This section is from the book "A Treatise On Therapeutics, And Pharmacology Or Materia Medica Vol1", by George B. Wood. Also available from Amazon: Part 1 and Part 2.
As now directed in the U. S. Pharmacopoeia, this is simply a solution in alcohol, in fixed proportions, of carbonate of ammonia, water of ammonia, and the volatile oils of lemons, nutmeg, and lavender. The British formula differs in submitting the same ingredients, the oil of lavender excepted, to distillation. The proportion of water of ammonia is sufficient to convert the officinal carbonate used, which is a sesquicarbonate, into the neutral carbonate.

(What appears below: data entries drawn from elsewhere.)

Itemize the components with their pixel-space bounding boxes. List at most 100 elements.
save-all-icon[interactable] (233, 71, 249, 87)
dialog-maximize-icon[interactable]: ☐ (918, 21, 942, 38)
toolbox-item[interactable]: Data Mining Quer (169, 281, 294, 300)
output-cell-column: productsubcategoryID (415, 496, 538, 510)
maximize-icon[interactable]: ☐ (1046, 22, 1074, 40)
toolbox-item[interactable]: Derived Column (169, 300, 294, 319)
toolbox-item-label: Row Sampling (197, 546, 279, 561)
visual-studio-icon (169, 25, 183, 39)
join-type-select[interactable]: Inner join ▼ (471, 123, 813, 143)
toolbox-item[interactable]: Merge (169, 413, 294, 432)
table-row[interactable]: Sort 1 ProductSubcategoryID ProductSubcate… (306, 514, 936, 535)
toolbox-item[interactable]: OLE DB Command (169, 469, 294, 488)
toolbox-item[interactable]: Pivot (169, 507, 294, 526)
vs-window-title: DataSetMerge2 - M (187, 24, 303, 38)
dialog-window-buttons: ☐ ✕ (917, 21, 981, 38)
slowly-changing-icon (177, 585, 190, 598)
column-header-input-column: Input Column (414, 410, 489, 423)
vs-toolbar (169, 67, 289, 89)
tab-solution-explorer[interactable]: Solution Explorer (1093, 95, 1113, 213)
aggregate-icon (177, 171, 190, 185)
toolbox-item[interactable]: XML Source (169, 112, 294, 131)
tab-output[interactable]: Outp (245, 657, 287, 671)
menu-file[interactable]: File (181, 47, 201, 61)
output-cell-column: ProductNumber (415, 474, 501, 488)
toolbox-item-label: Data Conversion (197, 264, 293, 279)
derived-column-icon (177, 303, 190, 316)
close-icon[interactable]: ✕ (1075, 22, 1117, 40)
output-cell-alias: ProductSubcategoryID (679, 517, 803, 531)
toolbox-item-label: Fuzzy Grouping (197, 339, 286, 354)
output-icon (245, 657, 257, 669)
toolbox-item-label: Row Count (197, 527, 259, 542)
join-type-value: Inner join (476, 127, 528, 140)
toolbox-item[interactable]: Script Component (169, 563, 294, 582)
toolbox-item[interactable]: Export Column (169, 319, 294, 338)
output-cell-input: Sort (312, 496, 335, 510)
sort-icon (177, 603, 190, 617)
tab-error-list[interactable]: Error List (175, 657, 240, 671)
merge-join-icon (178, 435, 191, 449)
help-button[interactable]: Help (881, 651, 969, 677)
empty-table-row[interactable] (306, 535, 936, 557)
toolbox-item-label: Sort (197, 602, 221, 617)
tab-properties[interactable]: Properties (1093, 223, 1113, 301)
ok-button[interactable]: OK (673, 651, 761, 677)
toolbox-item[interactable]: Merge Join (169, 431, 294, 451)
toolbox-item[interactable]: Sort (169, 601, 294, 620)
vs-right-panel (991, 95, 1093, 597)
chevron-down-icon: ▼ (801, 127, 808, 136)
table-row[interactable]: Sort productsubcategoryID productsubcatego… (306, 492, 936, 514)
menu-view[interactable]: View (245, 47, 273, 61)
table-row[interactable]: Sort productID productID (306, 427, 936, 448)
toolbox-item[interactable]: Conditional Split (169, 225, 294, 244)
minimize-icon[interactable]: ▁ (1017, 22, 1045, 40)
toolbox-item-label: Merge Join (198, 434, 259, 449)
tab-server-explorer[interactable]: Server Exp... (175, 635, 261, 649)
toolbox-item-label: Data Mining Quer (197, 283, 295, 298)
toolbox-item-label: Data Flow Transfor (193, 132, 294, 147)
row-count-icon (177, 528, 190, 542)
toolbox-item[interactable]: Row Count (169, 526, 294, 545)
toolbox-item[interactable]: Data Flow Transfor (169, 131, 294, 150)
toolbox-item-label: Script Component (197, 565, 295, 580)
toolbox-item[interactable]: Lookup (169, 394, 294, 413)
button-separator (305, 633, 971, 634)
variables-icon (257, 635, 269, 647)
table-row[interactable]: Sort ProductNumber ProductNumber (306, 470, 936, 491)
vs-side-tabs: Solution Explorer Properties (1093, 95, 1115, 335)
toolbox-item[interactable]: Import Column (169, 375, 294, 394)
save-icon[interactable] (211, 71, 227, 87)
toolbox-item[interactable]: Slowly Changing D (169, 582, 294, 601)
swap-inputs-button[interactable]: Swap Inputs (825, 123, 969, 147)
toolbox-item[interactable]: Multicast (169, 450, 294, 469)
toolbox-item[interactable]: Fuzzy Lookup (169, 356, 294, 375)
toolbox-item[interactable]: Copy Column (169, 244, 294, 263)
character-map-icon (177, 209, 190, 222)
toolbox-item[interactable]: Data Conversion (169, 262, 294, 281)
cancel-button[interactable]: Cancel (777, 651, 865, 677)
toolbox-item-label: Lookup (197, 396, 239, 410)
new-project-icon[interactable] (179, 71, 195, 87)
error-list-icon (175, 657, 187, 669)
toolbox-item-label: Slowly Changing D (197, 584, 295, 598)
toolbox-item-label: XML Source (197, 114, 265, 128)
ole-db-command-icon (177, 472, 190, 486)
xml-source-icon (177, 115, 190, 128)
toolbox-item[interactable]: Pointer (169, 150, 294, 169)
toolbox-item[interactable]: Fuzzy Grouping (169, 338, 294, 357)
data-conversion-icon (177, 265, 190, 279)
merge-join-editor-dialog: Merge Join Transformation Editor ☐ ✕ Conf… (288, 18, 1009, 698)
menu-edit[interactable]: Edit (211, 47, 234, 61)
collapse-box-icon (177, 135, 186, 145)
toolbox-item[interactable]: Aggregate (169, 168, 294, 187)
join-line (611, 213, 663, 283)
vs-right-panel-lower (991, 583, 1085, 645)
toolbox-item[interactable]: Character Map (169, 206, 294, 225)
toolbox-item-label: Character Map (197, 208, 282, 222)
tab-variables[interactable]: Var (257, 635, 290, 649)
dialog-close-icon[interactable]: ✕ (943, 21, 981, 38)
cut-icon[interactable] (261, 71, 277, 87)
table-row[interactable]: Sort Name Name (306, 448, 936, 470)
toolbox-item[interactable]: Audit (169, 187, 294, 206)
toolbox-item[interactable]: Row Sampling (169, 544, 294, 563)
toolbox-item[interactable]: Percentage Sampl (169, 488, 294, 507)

The spirit of ammonia has an agreeable pungent odour, and the peculiar taste of ammonia pleasantly qualified by that of the aromatic oils. Upon the system its effects are the same as those of the officinal carbonate of ammonia, and it may be employed for the same purposes. The use of it, however, is generally confined to cases in which its influence as a stomachic stimulant, or slight excitant of the nervous system is wanted. Hence, it is given to obviate nausea and vomiting in debilitated states of the stomach, to relieve flatulence and flatulent pains, and to correct gastric acidity, and the heartburn and sick-headache which frequently attend it, Languor, faintness, and the slight nervous disorder incident to hysteria are often relieved by it; and it is occasionally used to remove the lighter symptoms of intoxication caused by alcoholic drinks. It is a good addition to saline cathartics in weak conditions of the stomach. The dose of it is from half a fluidrachm to a fluidrachm, in a wineglass-ful of water.